2. The organic electroluminescent diode according to claim 1, wherein the infrared sub-pixel points are formed of infrared luminescent materials.

3. The organic electroluminescent diode according to claim 2, wherein the infrared luminescent material is copper phthalocyanine or tris(8-hydroxyquinoline)erbium.

4. The organic electroluminescent diode as claimed in claim 1, wherein the red, green, blue and infrared sub-pixels in each pixel unit are arranged side by side.

5. The organic electroluminescent diode according to claim 4, wherein in each pixel unit, from left to right, they are: red sub-pixel, green sub-pixel, blue sub-pixel, and infrared sub-pixel. .

6. The organic electroluminescent diode as claimed in claim 1, wherein the red, green, blue and infrared sub-pixels in each pixel unit are arranged in a square arrangement.

7. The organic electroluminescent diode as claimed in claim 6, wherein in each pixel unit, clockwise from the upper left are: red sub-pixel, green sub-pixel, infrared sub-pixel, and blue sub-pixel. .

8. The organic electroluminescent diode according to claim 1, wherein the light-transmitting substrate is a glass substrate.

9. The organic electroluminescent diode according to claim 1, wherein the anode is indium tin oxide.

10. The organic electroluminescent diode according to claim 9, wherein the anode is formed on the light-transmitting substrate by sputtering.

11. An organic electroluminescent diode, including: a light-transmitting substrate, an anode provided on the light-transmitting substrate, a hole transport layer provided on the anode, a light-emitting layer provided on the hole transport layer, and a light-emitting layer provided on the anode.

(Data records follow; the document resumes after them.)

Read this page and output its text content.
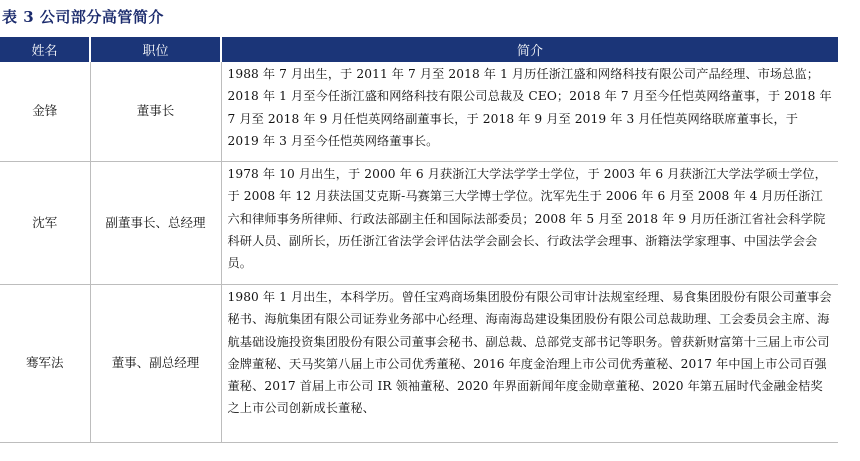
表 3 公司部分高管简介
姓名	职位	简介
金锋	董事长	1988 年 7 月出生，于 2011 年 7 月至 2018 年 1 月历任浙江盛和网络科技有限公司产品经理、市场总监；2018 年 1 月至今任浙江盛和网络科技有限公司总裁及 CEO；2018 年 7 月至今任恺英网络董事，于 2018 年 7 月至 2018 年 9 月任恺英网络副董事长，于 2018 年 9 月至 2019 年 3 月任恺英网络联席董事长，于 2019 年 3 月至今任恺英网络董事长。
沈军	副董事长、总经理	1978 年 10 月出生，于 2000 年 6 月获浙江大学法学学士学位，于 2003 年 6 月获浙江大学法学硕士学位，于 2008 年 12 月获法国艾克斯-马赛第三大学博士学位。沈军先生于 2006 年 6 月至 2008 年 4 月历任浙江六和律师事务所律师、行政法部副主任和国际法部委员；2008 年 5 月至 2018 年 9 月历任浙江省社会科学院科研人员、副所长，历任浙江省法学会评估法学会副会长、行政法学会理事、浙籍法学家理事、中国法学会会员。
骞军法	董事、副总经理	1980 年 1 月出生，本科学历。曾任宝鸡商场集团股份有限公司审计法规室经理、易食集团股份有限公司董事会秘书、海航集团有限公司证券业务部中心经理、海南海岛建设集团股份有限公司总裁助理、工会委员会主席、海航基础设施投资集团股份有限公司董事会秘书、副总裁、总部党支部书记等职务。曾获新财富第十三届上市公司金牌董秘、天马奖第八届上市公司优秀董秘、2016 年度金治理上市公司优秀董秘、2017 年中国上市公司百强董秘、2017 首届上市公司 IR 领袖董秘、2020 年界面新闻年度金勋章董秘、2020 年第五届时代金融金桔奖之上市公司创新成长董秘、
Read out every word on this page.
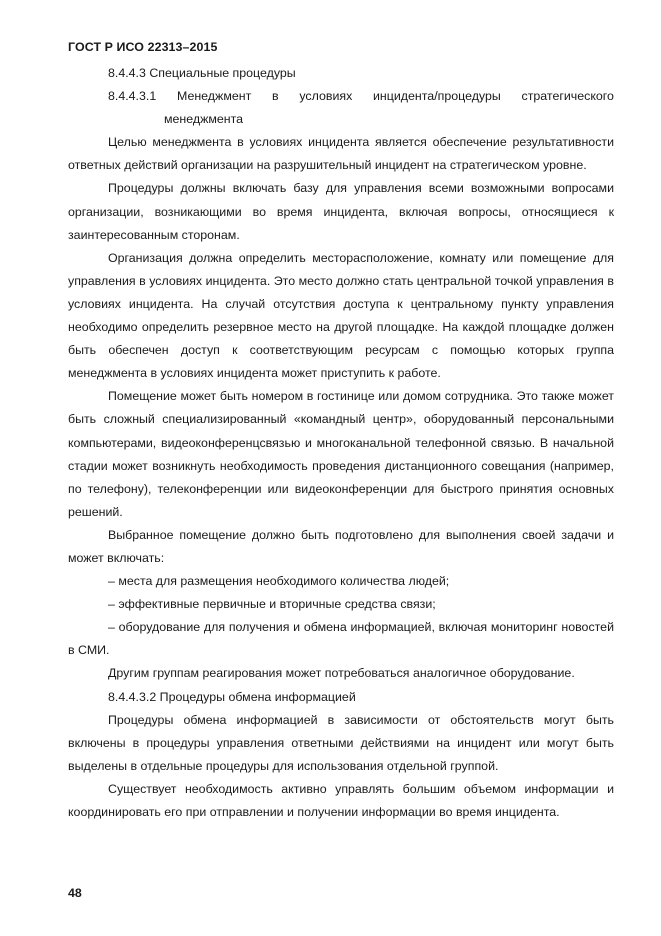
ГОСТ Р ИСО 22313–2015

8.4.4.3 Специальные процедуры

8.4.4.3.1 Менеджмент в условиях инцидента/процедуры стратегического

менеджмента

Целью менеджмента в условиях инцидента является обеспечение результативности ответных действий организации на разрушительный инцидент на стратегическом уровне.

Процедуры должны включать базу для управления всеми возможными вопросами организации, возникающими во время инцидента, включая вопросы, относящиеся к заинтересованным сторонам.

Организация должна определить месторасположение, комнату или помещение для управления в условиях инцидента. Это место должно стать центральной точкой управления в условиях инцидента. На случай отсутствия доступа к центральному пункту управления необходимо определить резервное место на другой площадке. На каждой площадке должен быть обеспечен доступ к соответствующим ресурсам с помощью которых группа менеджмента в условиях инцидента может приступить к работе.

Помещение может быть номером в гостинице или домом сотрудника. Это также может быть сложный специализированный «командный центр», оборудованный персональными компьютерами, видеоконференцсвязью и многоканальной телефонной связью. В начальной стадии может возникнуть необходимость проведения дистанционного совещания (например, по телефону), телеконференции или видеоконференции для быстрого принятия основных решений.

Выбранное помещение должно быть подготовлено для выполнения своей задачи и может включать:

– места для размещения необходимого количества людей;

– эффективные первичные и вторичные средства связи;

– оборудование для получения и обмена информацией, включая мониторинг новостей в СМИ.

Другим группам реагирования может потребоваться аналогичное оборудование.

8.4.4.3.2 Процедуры обмена информацией

Процедуры обмена информацией в зависимости от обстоятельств могут быть включены в процедуры управления ответными действиями на инцидент или могут быть выделены в отдельные процедуры для использования отдельной группой.

Существует необходимость активно управлять большим объемом информации и координировать его при отправлении и получении информации во время инцидента.

48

There is an electron transport layer on the electron transport layer and a cathode on the electron transport layer; there are several pixel units on the light-emitting layer, each pixel unit includes red, green, blue and infrared sub-pixels, and the red, green, Blue and infrared sub-pixels are driven by TFT transistors;

Wherein, the infrared sub-pixel points are formed of infrared luminescent materials; Wherein, the infrared luminescent material is copper phthalocyanine or tris(8-hydroxyquinoline)erbium;

Among them, the red, green, blue and infrared sub-pixels in each pixel unit are arranged side by side; among them, in each pixel unit, from left to right: red sub-pixel, green sub-pixel, blue sub-pixel Point, infrared sub-pixel point;

Wherein, the light-transmitting substrate is a glass substrate;

Wherein, the anode is indium tin oxide;

Wherein, the anode is formed on the light-transmitting substrate by sputtering.